There’s a whole other discussion about water including what more soil carbon means to water infiltration and retention. More soil carbon drastically improves water retention. Better management improves infiltration. When water infiltration and retention are improved through better grazing management, rain fall (green water) is more effective which means very little to no blue water is required for irrigation. This increasing grass/forage amount and quality improves land holding capacity allowing for higher stocking rates, many well managed holistically managed ranches don’t require any irrigation.
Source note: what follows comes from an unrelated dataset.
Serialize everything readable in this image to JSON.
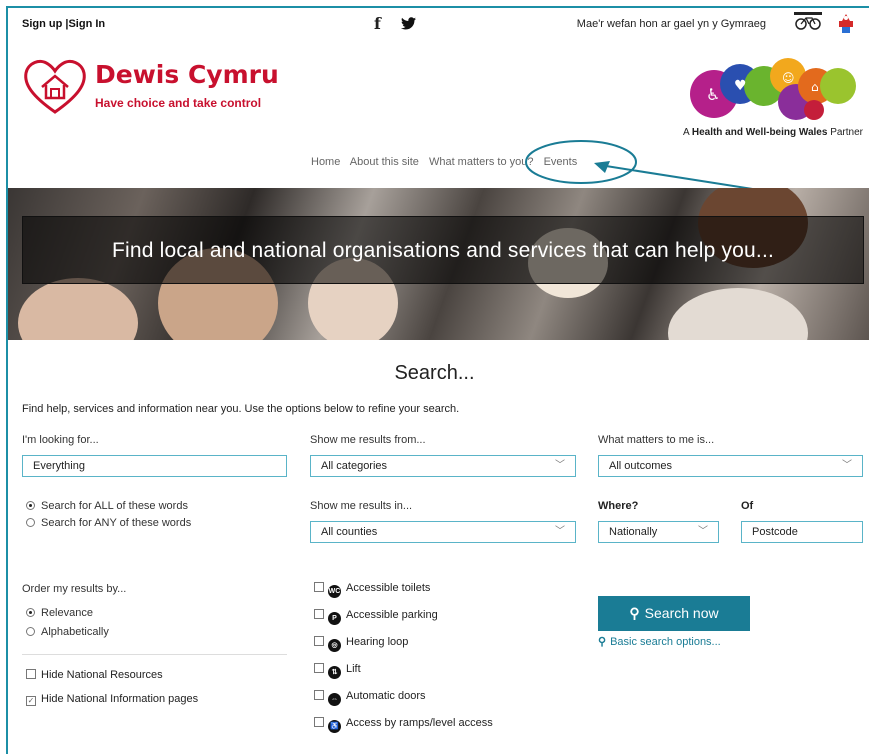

So for their water footprints, 98% of the water is the water required to grow grasses, and 98% of that 98% is green (rain) water. Feedlot systems aren’t anywhere near as efficient. They typically require three to four more times (around 6 to 8%) the amount of blue water for corn/soy/other crop growth. I’ve discuss water, water footprint modeling (water balance models) limitations and effective rain fall more in another previous post: Understanding Numbers. Capper’s analysis is outright shameful on water (assumes 50% irrigated pastures), so again she demonstrates a propensity to figure figures in such a way to reinforce her confirmation biases.